6. OKR and Success Metric Drafting
Metric-setting conversations often stall because no one wants to commit to a number. ChatGPT can propose measurable Key Results that spark the real discussion.
Prompt:
"Help me write 3 measurable Key Results for this Objective: [paste]. Make them outcome-focused, not output-focused. Each KR should have a clear numeric target and timeframe."
The model will produce something plausible. Your job is to anchor the numbers to actual baselines and push back on anything that looks like activity metrics dressed up as outcomes. Use the product metrics guide to sanity-check what you're measuring.
What ChatGPT Is Bad At
Be direct with yourself about the limits:
Real-time and recent data. The model has a training cutoff. Anything about current market conditions, recent product launches, or live pricing will be stale or fabricated.
Internal context. ChatGPT knows nothing about your users, your codebase, your team dynamics, or your company's strategic priorities. Every output that requires that context needs you to supply it, or the output is generic at best.
Accurate competitive specifics. It will confidently describe a competitor's pricing tier that doesn't exist, or a feature that was deprecated two years ago. Always verify.
Nuanced user empathy. The model has read a lot about users but has not talked to yours. It can pattern-match on common user psychology but will miss the specific friction points that your research surfaces.
Prompt Patterns That Work
Role assignment: Start prompts with a role. "Act as a senior PM at a B2B SaaS company" gives the model a persona that shapes tone and assumptions. More specific roles produce more useful outputs.
Context before task: Give the model what it needs to know before you tell it what to do. Reversed prompts ("Write a PRD for X, context: Y") produce worse outputs than front-loaded context.

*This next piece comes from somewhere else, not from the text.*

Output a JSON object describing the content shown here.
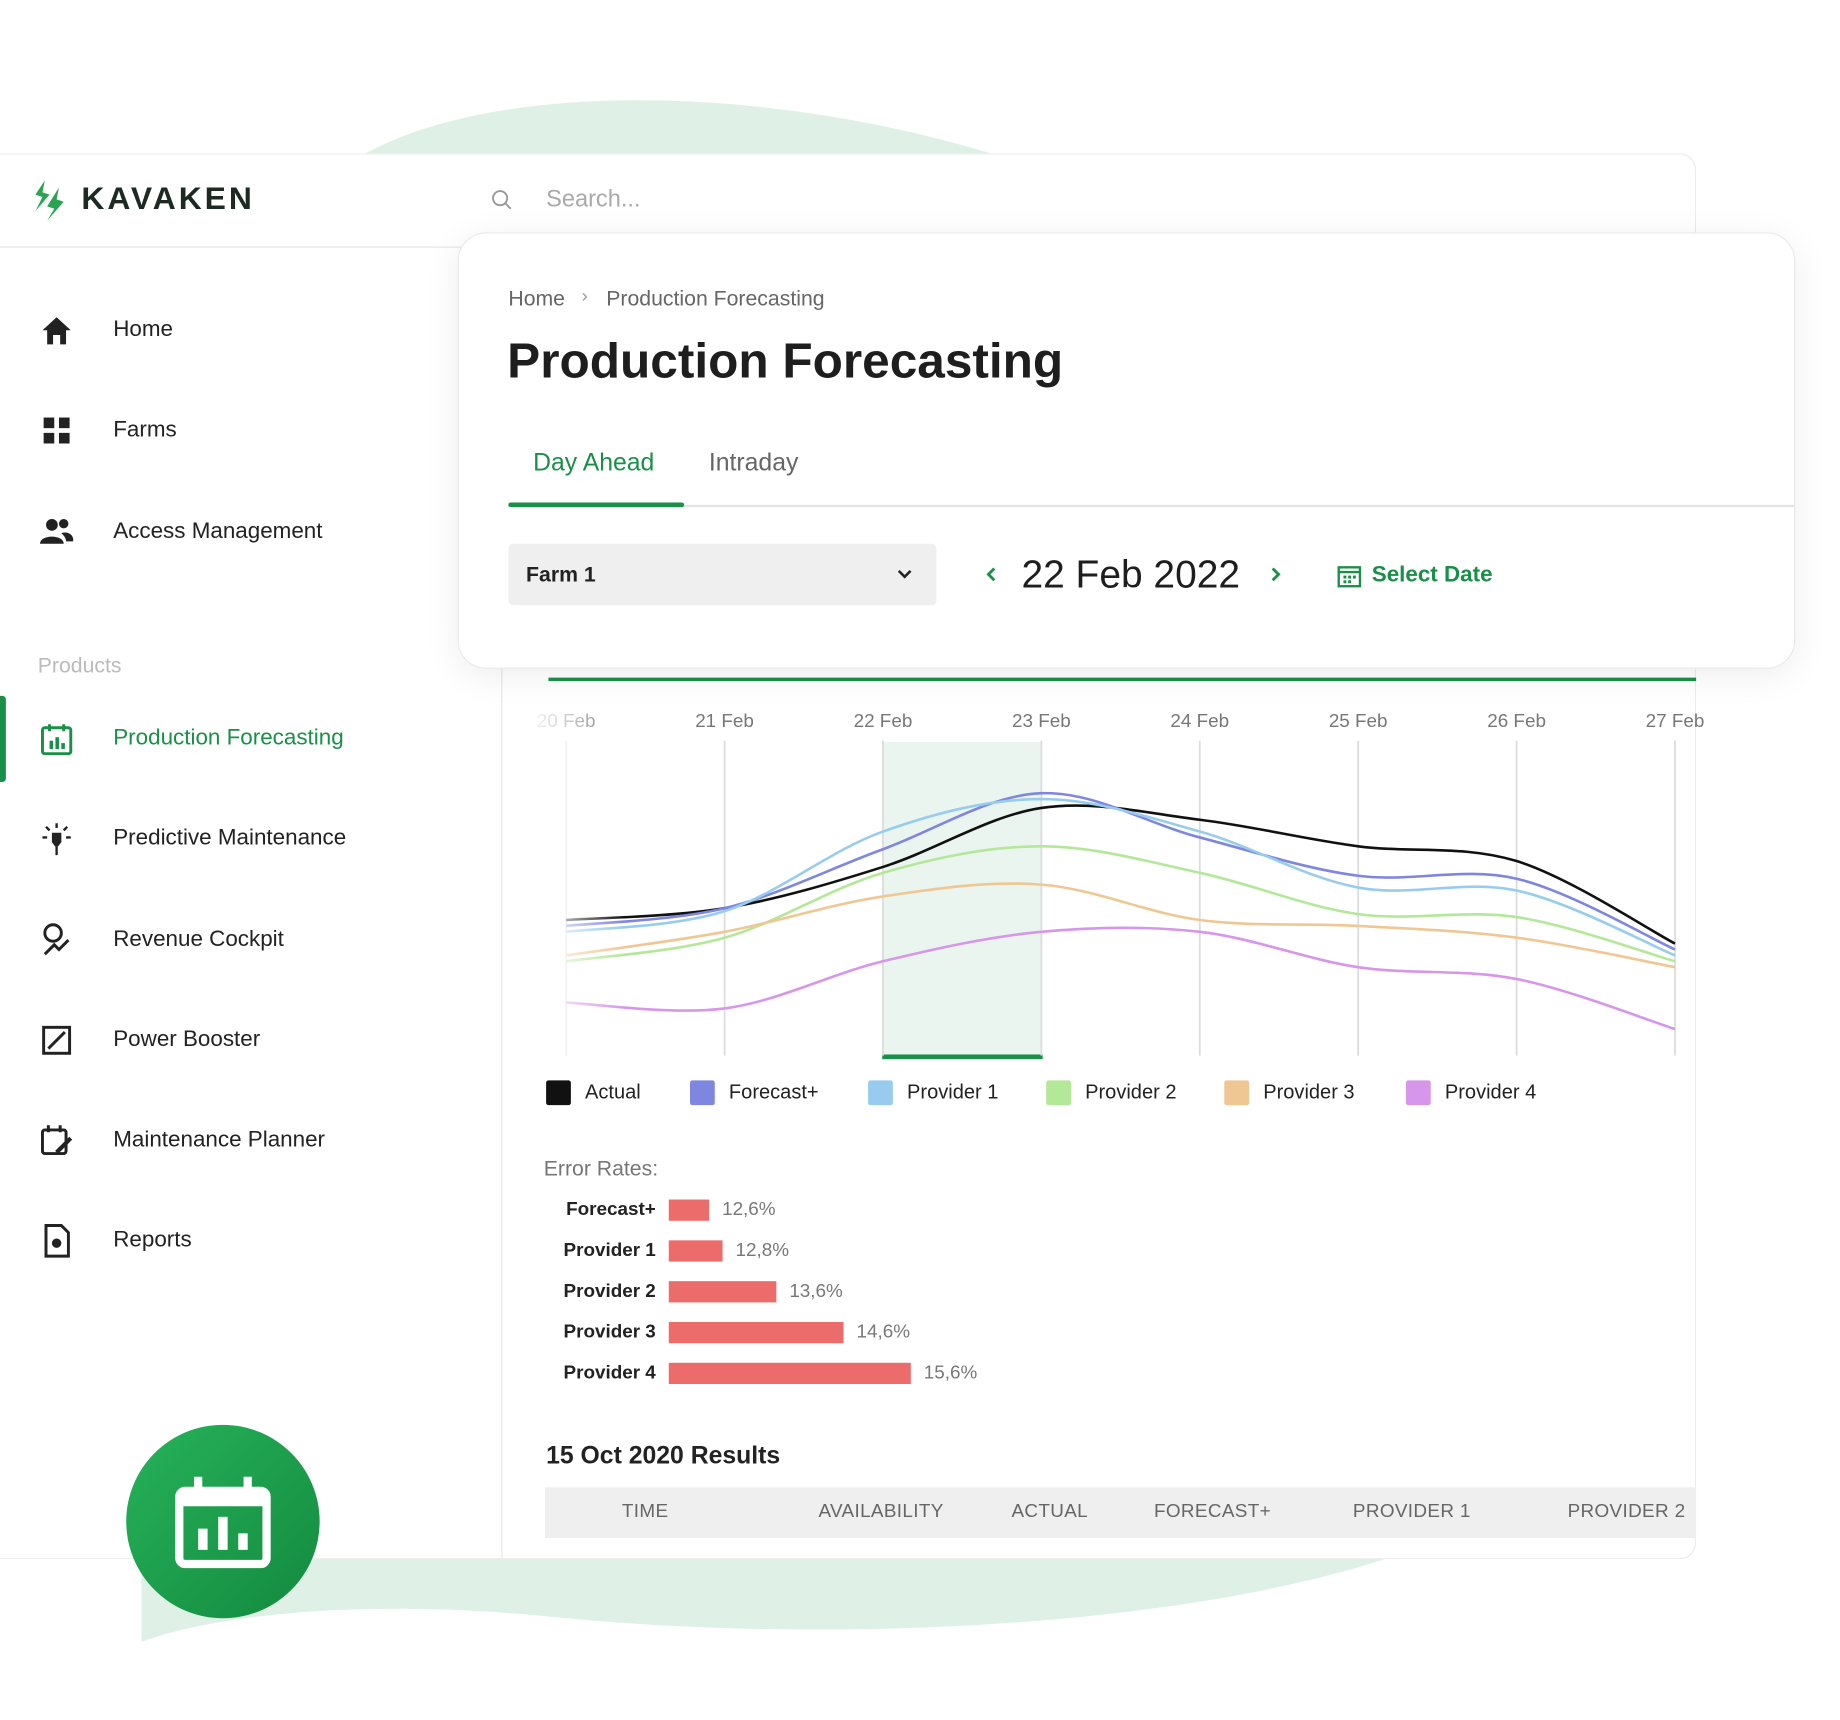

Format specification: Ask for the specific format you want. "Bullet points only," "table with three columns," "no more than 200 words." Without format constraints, the model defaults to verbose prose.
Ask for alternatives: When a first output feels flat, ask: "Give me three alternative versions of that. One that's more direct, one that's more data-driven, and one that's more narrative." Alternatives reveal the prompt's range and give you better raw material to work from.
For deeper work on writing effective AI prompts, the prompt engineering guide for PMs covers structured prompting frameworks you can apply to both ChatGPT and any LLM your product uses.
The "Would I Stake My Career on This?" Filter
This is the most useful heuristic for evaluating AI output. Before you send a ChatGPT-drafted email, present an AI-synthesized insight, or include a model-generated metric in a roadmap review: ask whether you would stand behind it if questioned.
If the answer is "probably," that's not good enough. Edit until you can say "yes." That means:
- You've verified the facts independently
- You've added the internal context the model lacked
- You've removed any vague language that the model introduced
- The voice sounds like you, not like a confident AI approximation of you
ChatGPT is most useful when you treat it as a capable first-draft collaborator with significant blind spots. The better you get at compensating for those blind spots with your own judgment, the more value you extract.
Getting Started
If you haven't built a regular AI workflow yet: pick one use case from this list and commit to using it for the next five working days. User research synthesis is a good entry point because the output is easy to evaluate against your actual notes.
The goal is not to delegate your thinking. It's to spend less time on the parts of PM work that are mechanical and more time on the parts that require your specific knowledge of your users, your market, and your team.